Виктория растрогалась:
— Бедный ангелочек! Посмотри… он старается не кричать… Иисус-Мария, его ручки как лед. Не бойся, малютка, тебе не сделают ничего плохого… этот господин не злой.
— Нет, — сказал Люпен, — ни капельки не злой; но есть другой злой господин, который проснется, если там будут продолжать этот шум у вестибюля. Ты слышишь, Виктория?
— Ну? — прошептала Виктория, сразу испугавшись.
— А так как я не хочу попасться в западню, я бегу без оглядки. Идешь, Геркулес?
Он завернул ребенка в шерстяное одеяло так, что виднелась одна только голова, заткнул ему хорошенько рот и просил Викторию привязать его к своей спине.
— Ты видишь, Геркулес, я смеюсь над ними. Ты увидишь людей, которые в три часа ночи выкидывают ловкие штуки.
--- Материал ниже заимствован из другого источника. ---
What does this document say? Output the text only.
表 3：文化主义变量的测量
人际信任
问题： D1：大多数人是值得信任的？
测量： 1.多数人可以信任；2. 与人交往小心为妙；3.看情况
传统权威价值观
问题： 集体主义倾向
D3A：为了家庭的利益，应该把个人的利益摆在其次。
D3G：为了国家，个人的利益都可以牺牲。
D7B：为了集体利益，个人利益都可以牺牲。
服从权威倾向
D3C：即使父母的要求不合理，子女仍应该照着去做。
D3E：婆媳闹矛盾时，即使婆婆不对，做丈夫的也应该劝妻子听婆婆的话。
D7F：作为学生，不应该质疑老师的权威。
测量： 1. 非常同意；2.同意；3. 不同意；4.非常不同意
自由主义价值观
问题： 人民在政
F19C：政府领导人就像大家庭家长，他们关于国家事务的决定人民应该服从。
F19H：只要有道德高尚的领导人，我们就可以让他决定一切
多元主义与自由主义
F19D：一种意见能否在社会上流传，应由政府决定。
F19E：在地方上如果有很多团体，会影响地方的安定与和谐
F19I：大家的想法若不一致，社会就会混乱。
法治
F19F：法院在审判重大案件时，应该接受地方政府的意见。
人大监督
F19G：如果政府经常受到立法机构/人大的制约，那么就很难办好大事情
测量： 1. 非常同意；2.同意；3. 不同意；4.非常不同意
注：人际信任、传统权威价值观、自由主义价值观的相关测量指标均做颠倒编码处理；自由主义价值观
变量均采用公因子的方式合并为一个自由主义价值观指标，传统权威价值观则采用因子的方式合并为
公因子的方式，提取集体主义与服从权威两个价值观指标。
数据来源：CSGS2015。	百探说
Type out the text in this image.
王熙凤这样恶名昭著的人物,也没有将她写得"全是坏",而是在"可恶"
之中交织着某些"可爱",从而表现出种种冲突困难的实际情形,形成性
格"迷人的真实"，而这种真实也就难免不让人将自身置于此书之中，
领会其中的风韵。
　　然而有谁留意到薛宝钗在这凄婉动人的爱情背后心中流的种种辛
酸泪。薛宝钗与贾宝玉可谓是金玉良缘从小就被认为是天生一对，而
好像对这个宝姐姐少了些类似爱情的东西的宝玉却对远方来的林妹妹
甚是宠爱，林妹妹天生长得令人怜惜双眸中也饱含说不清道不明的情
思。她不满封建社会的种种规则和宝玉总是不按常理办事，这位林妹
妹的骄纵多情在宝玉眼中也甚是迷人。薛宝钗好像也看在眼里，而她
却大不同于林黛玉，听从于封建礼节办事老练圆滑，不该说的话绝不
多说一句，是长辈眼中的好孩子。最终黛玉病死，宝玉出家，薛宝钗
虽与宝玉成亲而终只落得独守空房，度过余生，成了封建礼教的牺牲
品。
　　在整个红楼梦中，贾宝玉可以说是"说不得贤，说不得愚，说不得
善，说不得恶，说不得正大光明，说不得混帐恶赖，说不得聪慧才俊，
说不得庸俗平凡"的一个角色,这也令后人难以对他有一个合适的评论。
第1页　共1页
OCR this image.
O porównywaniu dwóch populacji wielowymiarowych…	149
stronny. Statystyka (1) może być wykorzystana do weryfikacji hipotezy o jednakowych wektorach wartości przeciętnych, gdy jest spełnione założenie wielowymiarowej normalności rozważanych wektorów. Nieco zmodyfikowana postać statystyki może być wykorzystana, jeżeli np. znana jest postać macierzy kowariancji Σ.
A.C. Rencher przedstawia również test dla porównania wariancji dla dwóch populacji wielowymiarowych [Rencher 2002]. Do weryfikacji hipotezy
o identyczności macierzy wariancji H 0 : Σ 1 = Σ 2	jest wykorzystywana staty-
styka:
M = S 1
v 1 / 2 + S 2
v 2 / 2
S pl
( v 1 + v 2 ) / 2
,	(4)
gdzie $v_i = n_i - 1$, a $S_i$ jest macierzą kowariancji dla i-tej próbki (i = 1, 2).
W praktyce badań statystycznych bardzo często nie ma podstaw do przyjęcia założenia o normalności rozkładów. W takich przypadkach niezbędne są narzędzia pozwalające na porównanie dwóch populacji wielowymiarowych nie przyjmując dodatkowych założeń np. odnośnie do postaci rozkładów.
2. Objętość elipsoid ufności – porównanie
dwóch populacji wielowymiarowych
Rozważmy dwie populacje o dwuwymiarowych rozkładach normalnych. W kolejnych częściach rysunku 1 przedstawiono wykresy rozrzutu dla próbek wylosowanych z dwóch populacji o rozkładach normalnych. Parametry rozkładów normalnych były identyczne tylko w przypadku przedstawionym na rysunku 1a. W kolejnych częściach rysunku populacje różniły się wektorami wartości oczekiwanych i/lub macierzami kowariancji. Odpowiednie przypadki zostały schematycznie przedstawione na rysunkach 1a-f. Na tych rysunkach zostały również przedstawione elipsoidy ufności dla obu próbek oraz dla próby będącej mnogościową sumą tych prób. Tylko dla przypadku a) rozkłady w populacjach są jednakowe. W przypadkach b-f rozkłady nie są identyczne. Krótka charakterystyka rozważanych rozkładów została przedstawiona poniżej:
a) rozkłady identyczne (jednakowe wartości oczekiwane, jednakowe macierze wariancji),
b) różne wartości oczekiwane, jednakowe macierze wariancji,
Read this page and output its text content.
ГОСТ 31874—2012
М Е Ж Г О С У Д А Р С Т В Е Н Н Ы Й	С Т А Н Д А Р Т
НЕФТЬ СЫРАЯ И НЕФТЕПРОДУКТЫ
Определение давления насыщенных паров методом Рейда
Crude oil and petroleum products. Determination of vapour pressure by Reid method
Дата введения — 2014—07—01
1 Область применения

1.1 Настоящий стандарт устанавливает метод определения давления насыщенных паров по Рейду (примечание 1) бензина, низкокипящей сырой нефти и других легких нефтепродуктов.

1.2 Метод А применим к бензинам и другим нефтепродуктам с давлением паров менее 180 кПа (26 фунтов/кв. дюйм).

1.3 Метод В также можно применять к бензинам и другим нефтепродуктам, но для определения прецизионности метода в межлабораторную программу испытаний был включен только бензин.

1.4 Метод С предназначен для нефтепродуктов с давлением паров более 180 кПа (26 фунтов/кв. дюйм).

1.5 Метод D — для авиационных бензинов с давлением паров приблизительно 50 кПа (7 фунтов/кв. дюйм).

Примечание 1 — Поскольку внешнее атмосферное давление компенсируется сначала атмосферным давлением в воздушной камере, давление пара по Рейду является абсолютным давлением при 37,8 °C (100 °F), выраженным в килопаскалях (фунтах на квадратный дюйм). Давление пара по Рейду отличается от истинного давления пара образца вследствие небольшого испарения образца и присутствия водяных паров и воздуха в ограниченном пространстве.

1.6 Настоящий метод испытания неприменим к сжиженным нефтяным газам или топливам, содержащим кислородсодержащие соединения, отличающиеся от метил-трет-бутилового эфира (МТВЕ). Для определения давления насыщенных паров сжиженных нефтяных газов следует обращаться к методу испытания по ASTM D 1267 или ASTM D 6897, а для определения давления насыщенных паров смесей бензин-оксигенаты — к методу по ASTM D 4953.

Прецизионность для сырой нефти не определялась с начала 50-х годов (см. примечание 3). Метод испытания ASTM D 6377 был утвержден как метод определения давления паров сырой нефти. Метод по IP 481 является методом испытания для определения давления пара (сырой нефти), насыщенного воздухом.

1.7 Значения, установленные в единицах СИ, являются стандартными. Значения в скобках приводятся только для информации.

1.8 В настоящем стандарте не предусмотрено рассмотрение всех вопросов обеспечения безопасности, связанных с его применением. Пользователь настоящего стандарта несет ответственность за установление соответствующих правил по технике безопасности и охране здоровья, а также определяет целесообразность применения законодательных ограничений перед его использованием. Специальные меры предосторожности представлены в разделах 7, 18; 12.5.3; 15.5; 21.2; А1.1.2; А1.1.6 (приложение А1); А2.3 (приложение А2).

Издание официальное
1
Ну-с, полетим. У тебя не бывает головокружений?
Он перебросил ногу через окно и встал на перекладину своей веревочной лестницы. В одну секунду он спустился в сад.
Он все время слышал удары в дверь вестибюля. Удивительно, что Добрек не просыпался от такого сильного шума.
«Если я не наведу порядка, они все испортят», — подумал Люпен.
Остановившись на углу, он измерил расстояние, которое его отделяло от калитки. Она была открыта. Справа он видел подъезд, на котором двигались люди; слева — домик привратницы.
Эта женщина вышла из своего помещения и, стоя возле подъезда, умоляла:
— Замолчите, замолчите же! Он придет.
— Ага, прекрасно. Эта милая женщина служит также и им. Как ловко она это совмещает.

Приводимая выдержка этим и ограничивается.